Sony sube el precio de playstation: el fin de la era asequible
Un mazazo para los bolsillos de los gamers. Sony ha confirmado un aumento generalizado en el precio de sus consolasPlayStation, una decisión que golpea directamente a los consumidores en mercados clave como España. El futuro del gaming, que se vislumbra cada vez menos accesible, se pone en tela de juicio.

La inflación asfixia el mercado del videojuego
La justificación oficial de la compañía japonesa esgrimida es, como suele ser habitual, el contexto económico global. Pero la realidad es mucho más inquietante: mientras que tradicionalmente los precios de las consolas tienden a disminuir con el tiempo, esta generación está desafiando esa norma. Estamos presenciando lo contrario, una escalada de precios que aleja a los usuarios más casuales del ecosistema PlayStation.
Consideremos la situación en España: la PlayStation 5 estándar, que se lanzó a 499,99 euros, ahora costará 649,99 euros. La edición digital sube a 599,99 euros, y la flamante PlayStation 5 Pro alcanza la cifra de 899,99 euros, un precio que roza lo prohibitivo. El PlayStation Portal, el dispositivo para juegos remotos, tampoco se libra, con un incremento de 50 euros, situándose en 249,99 euros. La subida total de la PS5 original, en sus últimos coletazos, es de 150 euros, una cifra que debería generar alarmas.

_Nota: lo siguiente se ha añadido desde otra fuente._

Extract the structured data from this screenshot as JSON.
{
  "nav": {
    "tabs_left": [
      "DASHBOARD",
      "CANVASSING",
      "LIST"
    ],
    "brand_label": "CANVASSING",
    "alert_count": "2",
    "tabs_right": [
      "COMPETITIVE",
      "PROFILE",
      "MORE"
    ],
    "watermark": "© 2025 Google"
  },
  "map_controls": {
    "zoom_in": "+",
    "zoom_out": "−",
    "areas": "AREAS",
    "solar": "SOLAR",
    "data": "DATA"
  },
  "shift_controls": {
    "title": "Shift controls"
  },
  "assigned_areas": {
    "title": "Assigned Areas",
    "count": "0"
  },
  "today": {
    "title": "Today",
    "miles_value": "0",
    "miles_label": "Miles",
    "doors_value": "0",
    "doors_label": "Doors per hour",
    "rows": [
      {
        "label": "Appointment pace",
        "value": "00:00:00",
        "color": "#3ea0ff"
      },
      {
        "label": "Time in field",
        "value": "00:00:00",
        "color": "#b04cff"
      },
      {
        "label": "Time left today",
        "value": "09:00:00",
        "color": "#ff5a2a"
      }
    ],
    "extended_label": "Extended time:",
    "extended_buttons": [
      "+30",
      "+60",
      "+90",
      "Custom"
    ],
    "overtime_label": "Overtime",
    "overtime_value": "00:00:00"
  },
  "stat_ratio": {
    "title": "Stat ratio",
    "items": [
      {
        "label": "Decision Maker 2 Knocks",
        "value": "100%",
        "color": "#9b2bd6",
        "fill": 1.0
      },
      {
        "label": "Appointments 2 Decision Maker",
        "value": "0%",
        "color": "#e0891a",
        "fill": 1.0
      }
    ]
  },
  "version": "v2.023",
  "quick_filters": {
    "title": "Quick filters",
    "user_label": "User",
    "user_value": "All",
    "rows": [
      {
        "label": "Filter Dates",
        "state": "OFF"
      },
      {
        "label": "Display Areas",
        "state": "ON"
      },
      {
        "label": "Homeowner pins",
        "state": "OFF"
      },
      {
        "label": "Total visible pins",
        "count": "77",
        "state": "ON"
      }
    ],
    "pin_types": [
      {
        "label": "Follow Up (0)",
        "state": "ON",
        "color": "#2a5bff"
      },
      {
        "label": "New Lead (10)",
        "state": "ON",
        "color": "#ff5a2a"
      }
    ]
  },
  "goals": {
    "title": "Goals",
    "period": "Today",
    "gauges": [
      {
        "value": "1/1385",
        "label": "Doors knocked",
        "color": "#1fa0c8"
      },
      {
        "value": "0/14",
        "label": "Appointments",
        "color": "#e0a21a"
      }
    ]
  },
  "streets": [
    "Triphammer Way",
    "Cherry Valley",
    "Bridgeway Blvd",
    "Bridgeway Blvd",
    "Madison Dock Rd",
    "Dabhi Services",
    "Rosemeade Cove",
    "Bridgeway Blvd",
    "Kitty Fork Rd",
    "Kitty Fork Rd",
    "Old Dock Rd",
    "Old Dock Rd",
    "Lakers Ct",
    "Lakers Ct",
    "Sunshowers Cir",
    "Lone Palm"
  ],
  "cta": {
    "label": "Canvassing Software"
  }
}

¿Qué significa esto? Que el mercado de los videojuegos se está convirtiendo progresivamente en un nicho de lujo. La barrera de entrada es cada vez mayor, empujando a muchos usuarios a buscar alternativas en el ámbito del PC gaming, donde la relación calidad-precio suele ser más favorable. La fidelidad a una marca, antaño un factor determinante, se ve erosionada por la simple aritmética de los precios.
Lo que nadie cuenta es el impacto en los jugadores más jóvenes, aquellos que crecieron con la promesa de un entretenimiento asequible. Ahora, la posibilidad de acceder a las últimas novedades en videojuegos se desvanece para muchos, creando una brecha digital que va más allá de la simple cuestión económica. La industria, en su afán por maximizar beneficios, corre el riesgo de alienar a su base de usuarios más fiel.
La decisión de Sony no es un caso aislado. La escasez de componentes, la inflación persistente y las tensiones geopolíticas están afectando a toda la industria del hardware. Pero la respuesta de Sony, lejos de buscar soluciones que mitiguen el impacto en el consumidor, ha optado por la vía más directa: subir los precios. Una estrategia arriesgada que podría tener consecuencias a largo plazo.
La cifra habla por sí sola: un aumento medio de más de un 25% en los precios de las consolas PlayStation. Un golpe de efecto que redefine el panorama del gaming y anuncia una nueva era, en la que el acceso al entretenimiento digital se convierte en un privilegio reservado para unos pocos.
Mientras tanto, la comunidad gamer observa con creciente preocupación. La lealtad a PlayStation está siendo puesta a prueba. Y la pregunta que flota en el aire es: ¿hasta qué punto el precio puede determinar la fidelidad de un jugador?